Bayraktaroğlu, anlatıyı aile çevresine genişletiyor ve bu dönemleri de anımsatıyor. Nüzhet Hanım’ın yaşamında en önemli figür ablasının eşi, ona bir baba kadar yakın olan eniştesi, Osmanlı’nın ve Cumhuriyet’in önemli devlet adamlarından gazeteci, yazar Muhiddin Birgen kuşkusuz. Bir önemli kişi de Nâzım Hikmet’in şiirinde zengin bir cüce diye küçümsediği, zengin de cüce de olmayan, Nüzhet Hanım’ın ikinci eşi ve çocuklarının babası, felsefeci, yazar Mehmet Servet Berkin. Yazarın da belirttiği gibi Muhiddin Birgen ve Mehmet Servet Berkin günümüzde bilinmeyen önemli kişiler ve yaşamöykülerinin daha ayrıntılı öğrenilmesi gerekiyor. Nâzım Hikmet’le aşkları ve evlilikleri ise Nüzhet Hanım’ın uzun yaşamında çok kısa bir zaman dilimi. Sevgiliyken kıskançlıktan kudurtup sövgü şiiri yazdıracak, ayrılma kararıyla yine en çok bilinen şiirlerinden birini kaleme almasına neden olacak iç yakıcılıkta bir ilişkileri olmasına rağmen Nâzım Hikmet için de geçmişte kalmış, bir ilk evlilik anısının ötesine geçmemiş.

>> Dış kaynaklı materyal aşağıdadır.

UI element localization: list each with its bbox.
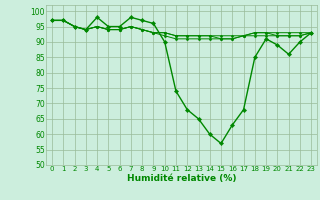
X-axis label: Humidité relative (%): Humidité relative (%) — [127, 174, 236, 183]
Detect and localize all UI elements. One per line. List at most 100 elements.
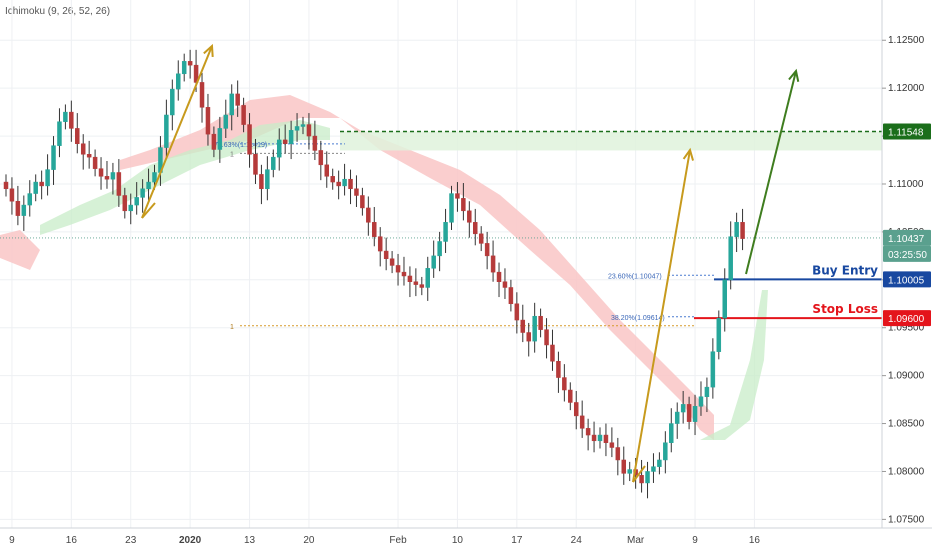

‘Nüzhet/Nâzım Hikmet’in Minnacık Kadını’ hem Nâzım Hikmet’in ‘Minnacık Kadını’nın gerçekte kim olduğunu, yaşamöyküsünü anlatması hem de o ‘minnacık’ diye yerilen kadının ve ailesinin Cumhuriyet’i kuran bireyler olarak nasıl bir örnek yaşam yaşadıklarını öğrenmek açısından okunması gereken bir kitap.